BEIJING — Fearing a deepening downturn, China's government is using its muscle to prop up the nation's economy. It's encouraging banks to lend. It's investing billions in infrastructure. It's stockpiling key raw materials. And it's placing restrictions on purchases of foreign goods.
Those measures have helped keep China growing faster than any other major country. Its economy is projected to expand by 7.2% this year, according to a recent World Bank estimate.
But China's efforts to keep its citizens employed and avoid social upheaval are raising tensions with its trading partners and reinforcing its dependence on exports.
This week the U.S. and Europe lodged a complaint with the World Trade Organization accusing China of restricting exports of zinc, coke and other raw materials needed to manufacture steel. The Chinese are protecting domestic manufacturers, competitors said, by allowing them to get first crack at the much-needed raw materials at bargain prices.
China has rejected the complaints, saying limits on raw-materials exports were put in place to protect its resources and the environment. It also fired back through the WTO by challenging a U.S. ban on Chinese poultry.
Western nations are encouraging China to help balance international trade by using the lull in global demand to spur more domestic consumption and to create more jobs in services.
China's exports fell 26.4% in May from a year earlier -- a sharper decline than the 22.6% drop in April. Foreign direct investment, another engine traditionally tied to China's growth, fell 17.8% in May from a year earlier, marking the eighth consecutive month of declines.
But weaning China from its reliance on exports won't be easy. The central government has staked its legitimacy on spreading prosperity, and the manufacturing sector employs tens of millions of workers.

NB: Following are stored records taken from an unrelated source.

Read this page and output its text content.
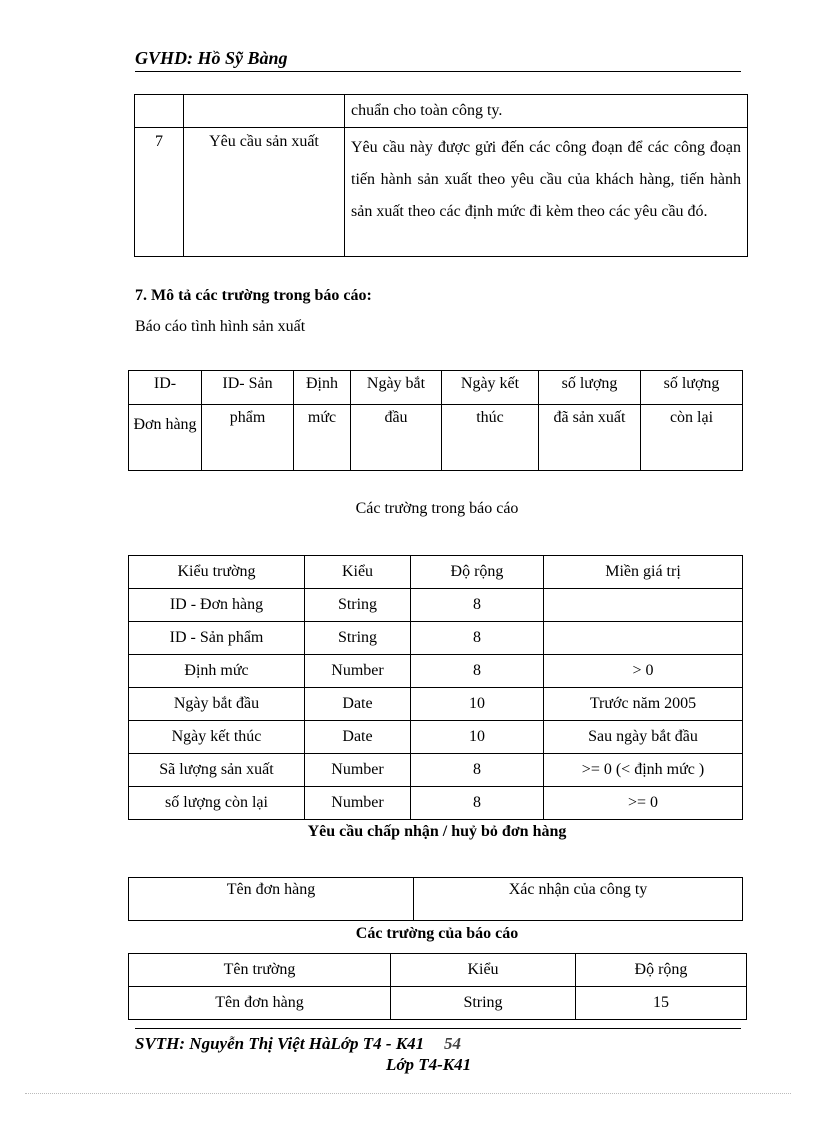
GVHD: Hồ Sỹ Bàng
		chuẩn cho toàn công ty.
7	Yêu cầu sản xuất	Yêu cầu này được gửi đến các công đoạn để các công đoạn tiến hành sản xuất theo yêu cầu của khách hàng, tiến hành sản xuất theo các định mức đi kèm theo các yêu cầu đó.
7. Mô tả các trường trong báo cáo:
Báo cáo tình hình sản xuất
ID-	ID- Sản	Định	Ngày bắt	Ngày kết	số lượng	số lượng
Đơn hàng	phẩm	mức	đầu	thúc	đã sản xuất	còn lại
Các trường trong báo cáo
Kiểu trường	Kiểu	Độ rộng	Miền giá trị
ID - Đơn hàng	String	8	
ID - Sản phẩm	String	8	
Định mức	Number	8	> 0
Ngày bắt đầu	Date	10	Trước năm 2005
Ngày kết thúc	Date	10	Sau ngày bắt đầu
Sã lượng sản xuất	Number	8	>= 0 (< định mức )
số lượng còn lại	Number	8	>= 0
Yêu cầu chấp nhận / huỷ bỏ đơn hàng
Tên đơn hàng	Xác nhận của công ty
Các trường của báo cáo
Tên trường	Kiểu	Độ rộng
Tên đơn hàng	String	15
SVTH: Nguyễn Thị Việt HàLớp T4 - K41 54
Lớp T4-K41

To keep the sector humming, China has raised tax rebates for exports seven times since last August on thousands of items including shoes, toys and sewing machines. Export duties will soon be eliminated on some grains and steel wire, and nonferrous metals will have their duties halved.
China clearly intends to retain its status as the world's factory floor. It's using the downturn to strengthen its industrial competitiveness.
On Wednesday, Chinese oil giant Sinopec announced a $7.2-billion takeover bid for Canadian oil and gas exploration company Addax Petroleum Corp. It has locked up oil deals with Russia and Iran and pursued mineral interests as well.